A meta da companhia é chegar ao fim deste ano com 80% a 85% do território coberto por canas mais produtivas. O BTG estima que a companhia tem replantado uma área de 22% a 27% do total nos anos fiscais de 2023 e de 2024. Assumindo que a empresa replantou pelo menos 18% no ano do IPO e que vai replantar 18% neste ano, isso chega aos 85%.

“É um bom presságio para que a companhia apresente um volume de moagem estável neste ano. Mesmo com um rendimento possivelmente menor, ligado ao clima no país, a Raízen pode se beneficiar por ter uma área maior para ser colhida neste ano. Nas nossas estimativas, cerca de 70 mil hectares a mais, ou 7% acima do ano passado”, escreveram os analistas.

Mas ainda há desafios a serem superados. No E2G, a grande aposta da Raízen no IPO, o custo de construção é um ponto crítico.
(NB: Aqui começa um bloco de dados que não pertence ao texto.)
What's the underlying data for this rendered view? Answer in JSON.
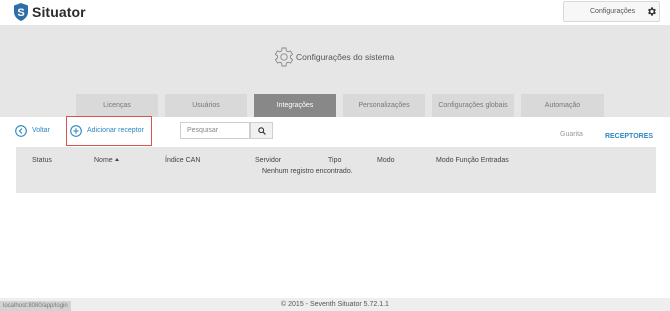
{
  "app": {
    "name": "Situator"
  },
  "topbar": {
    "config_label": "Configurações"
  },
  "header": {
    "title": "Configurações do sistema"
  },
  "tabs": [
    {
      "label": "Licenças",
      "active": false
    },
    {
      "label": "Usuários",
      "active": false
    },
    {
      "label": "Integrações",
      "active": true
    },
    {
      "label": "Personalizações",
      "active": false
    },
    {
      "label": "Configurações globais",
      "active": false
    },
    {
      "label": "Automação",
      "active": false
    }
  ],
  "toolbar": {
    "back_label": "Voltar",
    "add_label": "Adicionar receptor",
    "search_placeholder": "Pesquisar"
  },
  "subtabs": {
    "guarita": "Guarita",
    "receptores": "RECEPTORES",
    "active": "receptores"
  },
  "table": {
    "columns": [
      "Status",
      "Nome",
      "Índice CAN",
      "Servidor",
      "Tipo",
      "Modo",
      "Modo Função Entradas"
    ],
    "sorted_column": "Nome",
    "empty_message": "Nenhum registro encontrado."
  },
  "footer": {
    "copyright": "© 2015 - Seventh Situator 5.72.1.1",
    "status_url": "localhost:8080/app/login"
  },
  "colors": {
    "accent": "#2e86c1",
    "band": "#e6e6e6",
    "active_tab": "#888888",
    "highlight_box": "#d9534f"
  }
}
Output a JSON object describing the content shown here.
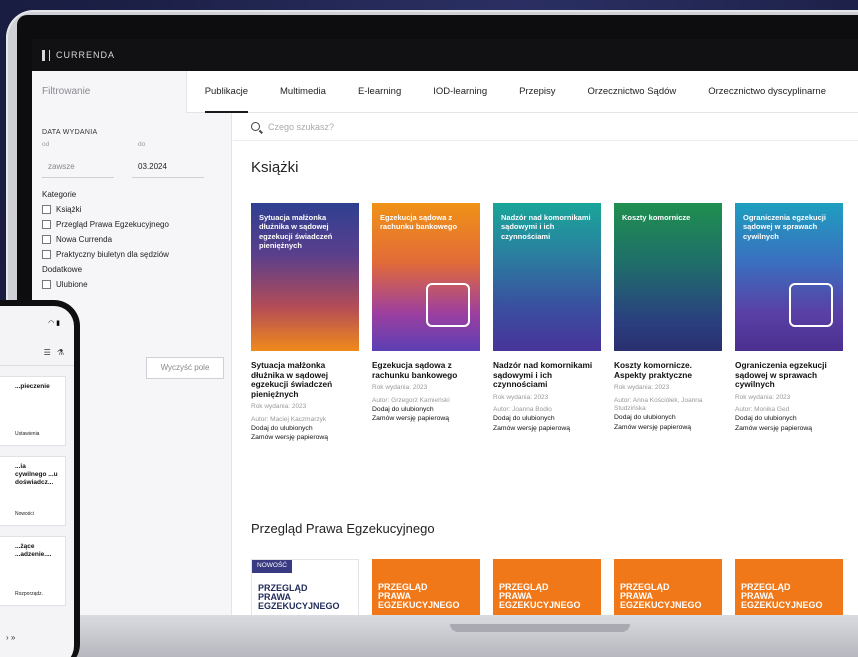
{
  "app": {
    "brand": "CURRENDA"
  },
  "nav": {
    "filter_title": "Filtrowanie",
    "tabs": [
      "Publikacje",
      "Multimedia",
      "E-learning",
      "IOD-learning",
      "Przepisy",
      "Orzecznictwo Sądów",
      "Orzecznictwo dyscyplinarne"
    ]
  },
  "sidebar": {
    "date_heading": "DATA WYDANIA",
    "from_label": "od",
    "to_label": "do",
    "from_value": "zawsze",
    "to_value": "03.2024",
    "categories_label": "Kategorie",
    "categories": [
      "Książki",
      "Przegląd Prawa Egzekucyjnego",
      "Nowa Currenda",
      "Praktyczny biuletyn dla sędziów"
    ],
    "extra_label": "Dodatkowe",
    "extras": [
      "Ulubione"
    ],
    "clear_button": "Wyczyść pole"
  },
  "search": {
    "placeholder": "Czego szukasz?"
  },
  "sections": {
    "books_title": "Książki",
    "journal_title": "Przegląd Prawa Egzekucyjnego"
  },
  "books": [
    {
      "cover_text": "Sytuacja małżonka dłużnika w sądowej egzekucji świadczeń pieniężnych",
      "title": "Sytuacja małżonka dłużnika w sądowej egzekucji świadczeń pieniężnych",
      "year": "Rok wydania: 2023",
      "author": "Autor: Maciej Kaczmarzyk",
      "fav": "Dodaj do ulubionych",
      "order": "Zamów wersję papierową",
      "gradient": "linear-gradient(180deg,#2f3f91 0%,#5a3f8c 35%,#b34c57 70%,#f08a1c 100%)"
    },
    {
      "cover_text": "Egzekucja sądowa z rachunku bankowego",
      "title": "Egzekucja sądowa z rachunku bankowego",
      "year": "Rok wydania: 2023",
      "author": "Autor: Grzegorz Kamieński",
      "fav": "Dodaj do ulubionych",
      "order": "Zamów wersję papierową",
      "gradient": "linear-gradient(180deg,#f09216 0%,#e26b38 40%,#9c3fa0 75%,#5b3fb3 100%)"
    },
    {
      "cover_text": "Nadzór nad komornikami sądowymi i ich czynnościami",
      "title": "Nadzór nad komornikami sądowymi i ich czynnościami",
      "year": "Rok wydania: 2023",
      "author": "Autor: Joanna Bodio",
      "fav": "Dodaj do ulubionych",
      "order": "Zamów wersję papierową",
      "gradient": "linear-gradient(180deg,#1aa69a 0%,#2a7f9f 35%,#3a4f9f 70%,#47349a 100%)"
    },
    {
      "cover_text": "Koszty komornicze",
      "title": "Koszty komornicze. Aspekty praktyczne",
      "year": "Rok wydania: 2023",
      "author": "Autor: Anna Kościółek, Joanna Studzińska",
      "fav": "Dodaj do ulubionych",
      "order": "Zamów wersję papierową",
      "gradient": "linear-gradient(180deg,#1f8f4f 0%,#1f6f6a 40%,#2a3f7f 80%,#2a2f6f 100%)"
    },
    {
      "cover_text": "Ograniczenia egzekucji sądowej w sprawach cywilnych",
      "title": "Ograniczenia egzekucji sądowej w sprawach cywilnych",
      "year": "Rok wydania: 2023",
      "author": "Autor: Monika Ged",
      "fav": "Dodaj do ulubionych",
      "order": "Zamów wersję papierową",
      "gradient": "linear-gradient(180deg,#1e9fbf 0%,#3a6fbf 40%,#5a3fa5 75%,#4a2f8f 100%)"
    }
  ],
  "journals": {
    "badge": "NOWOŚĆ",
    "title_line1": "PRZEGLĄD",
    "title_line2": "PRAWA",
    "title_line3": "EGZEKUCYJNEGO"
  },
  "phone": {
    "cards": [
      {
        "title": "...pieczenie",
        "label": "Ustawienia"
      },
      {
        "title": "...ia cywilnego ...u doświadcz...",
        "label": "Nowości"
      },
      {
        "title": "...żące ...adzenie....",
        "label": "Rozporządz."
      }
    ],
    "pager": "› »"
  }
}
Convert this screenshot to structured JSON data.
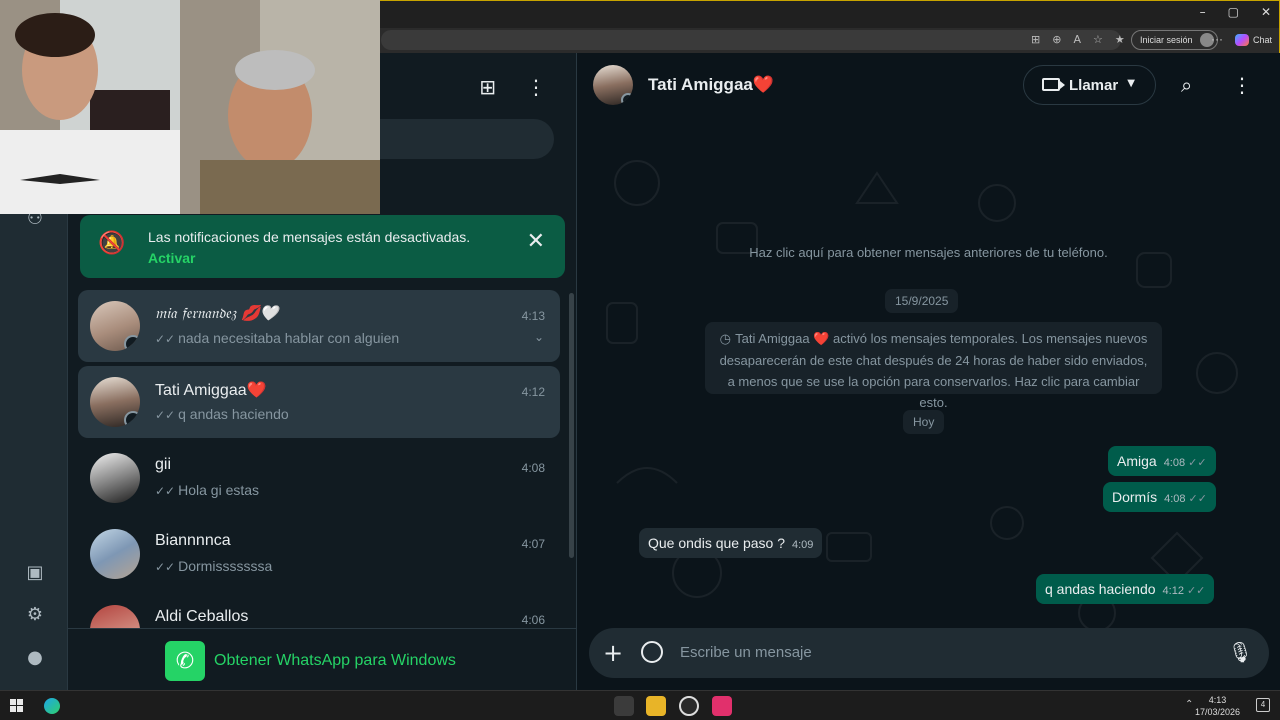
{
  "browser": {
    "window_controls": [
      "–",
      "▢",
      "✕"
    ],
    "signin_label": "Iniciar sesión",
    "copilot_label": "Chat"
  },
  "notification": {
    "text": "Las notificaciones de mensajes están desactivadas.",
    "action": "Activar"
  },
  "chats": [
    {
      "name": "𝔪𝔦𝔞 𝔣𝔢𝔯𝔫𝔞𝔫𝔡𝔢𝔷 💋🤍",
      "time": "4:13",
      "preview": "nada necesitaba hablar con alguien"
    },
    {
      "name": "Tati Amiggaa❤️",
      "time": "4:12",
      "preview": "q andas haciendo"
    },
    {
      "name": "gii",
      "time": "4:08",
      "preview": "Hola gi estas"
    },
    {
      "name": "Biannnnca",
      "time": "4:07",
      "preview": "Dormisssssssa"
    },
    {
      "name": "Aldi Ceballos",
      "time": "4:06",
      "preview": ""
    }
  ],
  "get_app": "Obtener WhatsApp para Windows",
  "conversation": {
    "title": "Tati Amiggaa❤️",
    "call_label": "Llamar",
    "older_messages": "Haz clic aquí para obtener mensajes anteriores de tu teléfono.",
    "date1": "15/9/2025",
    "temp_notice": "Tati Amiggaa ❤️ activó los mensajes temporales. Los mensajes nuevos desaparecerán de este chat después de 24 horas de haber sido enviados, a menos que se use la opción para conservarlos. Haz clic para cambiar esto.",
    "date2": "Hoy",
    "messages": [
      {
        "text": "Amiga",
        "time": "4:08",
        "dir": "out"
      },
      {
        "text": "Dormís",
        "time": "4:08",
        "dir": "out"
      },
      {
        "text": "Que ondis que paso ?",
        "time": "4:09",
        "dir": "in"
      },
      {
        "text": "q andas haciendo",
        "time": "4:12",
        "dir": "out"
      }
    ],
    "composer_placeholder": "Escribe un mensaje"
  },
  "taskbar": {
    "time": "4:13",
    "date": "17/03/2026",
    "notif_count": "4"
  },
  "colors": {
    "accent": "#25d366",
    "bubble_out": "#005c4b",
    "bubble_in": "#202c33",
    "background": "#0b141a"
  }
}
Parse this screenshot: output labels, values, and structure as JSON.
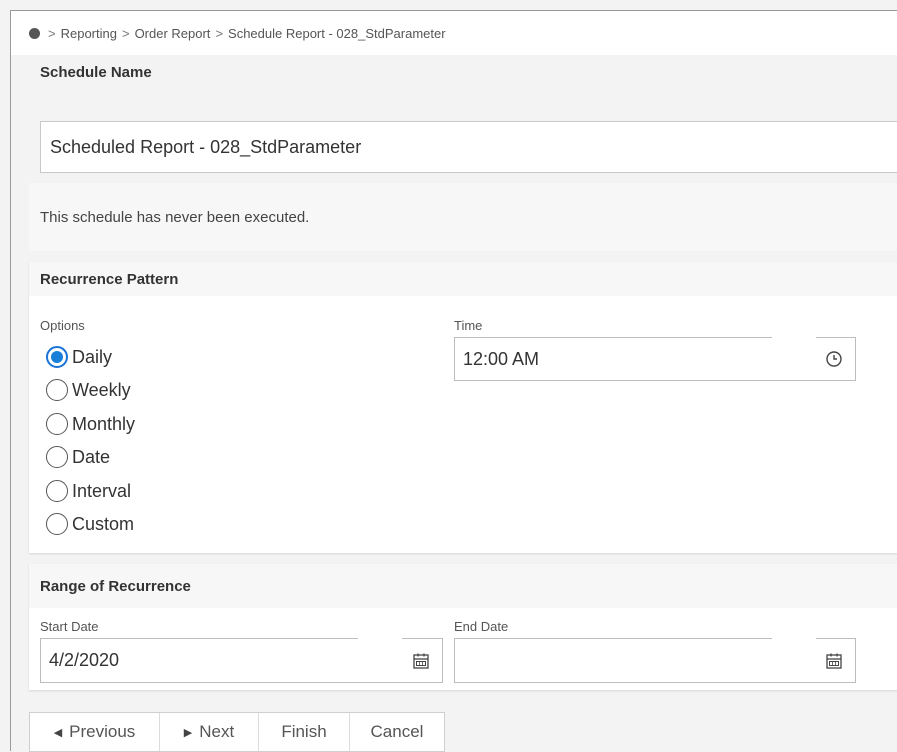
{
  "breadcrumb": {
    "items": [
      "Reporting",
      "Order Report",
      "Schedule Report - 028_StdParameter"
    ]
  },
  "schedule_name": {
    "header": "Schedule Name",
    "value": "Scheduled Report - 028_StdParameter"
  },
  "status": {
    "message": "This schedule has never been executed."
  },
  "recurrence": {
    "header": "Recurrence Pattern",
    "options_label": "Options",
    "options": [
      "Daily",
      "Weekly",
      "Monthly",
      "Date",
      "Interval",
      "Custom"
    ],
    "selected": "Daily",
    "time_label": "Time",
    "time_value": "12:00 AM",
    "accent_color": "#1a7fd8"
  },
  "range": {
    "header": "Range of Recurrence",
    "start_label": "Start Date",
    "start_value": "4/2/2020",
    "end_label": "End Date",
    "end_value": ""
  },
  "buttons": {
    "previous": "Previous",
    "next": "Next",
    "finish": "Finish",
    "cancel": "Cancel"
  },
  "icons": {
    "time": "clock-icon",
    "date": "calendar-icon",
    "home": "home-dot-icon"
  }
}
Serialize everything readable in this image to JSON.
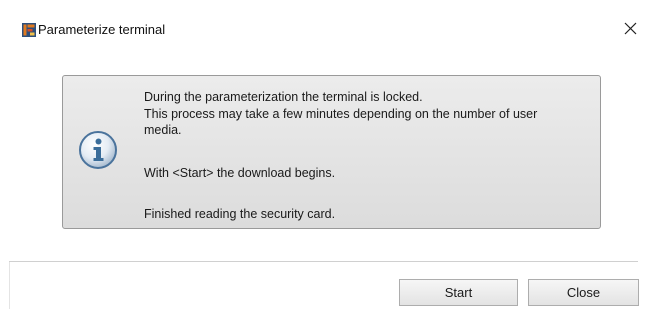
{
  "window": {
    "title": "Parameterize terminal",
    "icon": "app-icon",
    "close_icon": "close-icon"
  },
  "message": {
    "icon": "info-icon",
    "lines": [
      "During the parameterization the terminal is locked.",
      "This process may take a few minutes depending on the number of user",
      "media.",
      "With <Start> the download begins.",
      "Finished reading the security card."
    ]
  },
  "buttons": {
    "start_label": "Start",
    "close_label": "Close"
  },
  "colors": {
    "panel_background": "#e2e2e2",
    "panel_border": "#9a9a9a",
    "info_icon_blue": "#3a6d9a"
  }
}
O custo de construção continua sendo um ponto negativo em retorno: uma planta de E2G custa, no fim, R$ 15/litro de capacidade por ano, enquanto a maior parte dos projetos de etanol custa R$ 3,50/litro.

Isso significa que o prêmio do E2G, junto com a competitividade de custo de produção, precisa ser alta o suficiente para lidar com um capex quatro vezes maior.

Numa análise feita pelo BTG, os analistas apontam que os preços de E2G precisam subir 3% a cada ano em termos reais para que os projetos tenham uma TIR acima de 15%, assumindo um preço spot de 1,3 euro por litro.

A Raízen vem conseguindo mitigar os riscos de preço com contratos de longo prazo (a Shell é a maior compradora), que garantem um preço mínimo atrativo. Parte desses contratos, aliás, foi adiantada recentemente, o que trouxe R$ 3 bilhões para o caixa da Raízen.

A grande dúvida é saber se o prêmio do E2G que a Raízen conseguiu até aqui vai se sustentar ao ponto de tornar o retorno dos projetos tão promissores quanto o IPO prometia.